Consider serving on-the-rocks rather than straight-up. In his 2009 Vintage spirits And Forgotten Cocktails, Ted Haigh says, "Add a couple dashes of peach bitters and this becomes a Queen Ann." Some, with an adversity to a foamy head, prefer to stir this cocktail. There is also a very different, Algonquin cocktail in Ted Saucier's 1951 Bottom's Up; and an Algonquin Special in Crosby Gaige's 1941 Cocktail Guide And Ladies' Companion.
One of several classic cocktails attributed to New York City's Algonquin Hotel in the 1930s. However, its true origins are lost in time and, unless I'm missing the obvious, the earliest written reference I've been able to find is in Stanley M. Jones' 1977 Jones' Complete Barguide:
1-1/2 oz rye
3/4 oz dry vermouth
3/4 oz pineapple juice"
This recipe is repeated in Ted "Dr. Cocktail" Haigh's 2004 Vintage Spirits And Forgotten Cocktails, including his instruction to "Shake in an iced cocktail shaker." Ted also contributed illustrations to his friend, Gary "gaz" Regan's 2003 book The Joy Of Mixology. Gary repeats Jone's recipe saying, "This is one of those recipes that calls for precision pouring lest the drink get out of balance. The recipe I chose to use was devised by Ted Haigh – Dr. Cocktail himself."
However, Gary instructs to "STIR AND STRAIN into a chilled cocktail glass." Did Gary make a mistake or did he intend for the Algonquin to be stirred rather than shaken? Sadly, I never thought to ask him while I had the chance. Either way, many bartenders were and are influenced by this instruction and consequently believe the Algonquin should be stirred. I'm not one!

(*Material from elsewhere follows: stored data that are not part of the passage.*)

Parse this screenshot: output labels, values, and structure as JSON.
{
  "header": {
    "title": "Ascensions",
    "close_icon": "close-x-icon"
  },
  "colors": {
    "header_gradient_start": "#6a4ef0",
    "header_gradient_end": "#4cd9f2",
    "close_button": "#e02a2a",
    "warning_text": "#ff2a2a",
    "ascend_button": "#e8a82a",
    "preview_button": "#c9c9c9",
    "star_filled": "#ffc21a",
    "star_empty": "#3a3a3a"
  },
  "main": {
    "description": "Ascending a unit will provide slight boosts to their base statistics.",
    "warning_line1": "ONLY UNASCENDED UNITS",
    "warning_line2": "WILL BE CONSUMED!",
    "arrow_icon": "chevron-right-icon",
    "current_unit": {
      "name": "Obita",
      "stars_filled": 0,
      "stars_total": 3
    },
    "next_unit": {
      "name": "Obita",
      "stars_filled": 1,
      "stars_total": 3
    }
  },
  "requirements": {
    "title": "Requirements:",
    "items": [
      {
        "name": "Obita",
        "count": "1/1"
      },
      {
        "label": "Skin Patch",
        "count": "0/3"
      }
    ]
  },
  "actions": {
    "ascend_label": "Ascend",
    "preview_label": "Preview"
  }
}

Cascane Oh's 2020 book Co-Specs "The Algonquin" page says, "the first known print appearance seems to be from 1935: G. Selmer Fougner's Along The Wine Trail." However, as far as I can tell from the (4 volume) book's drinks index, checking all cocktails, not just those listed under "Cocktails (Whisky, Rye and Bourbon), this is not the case.
Cas repeats Jones' recipe but with Garry's instruction to "Stir and strain into a cocktail glass, noting, "The Algonquin is usually stirred though it can also be shaken, which produces a drink with a foamy head." Oh Gary, you were influential! I wish so much you were still around so I could argue the case to shake over Algonquins.
There are approximately 144 calories in one serving of Algonquin.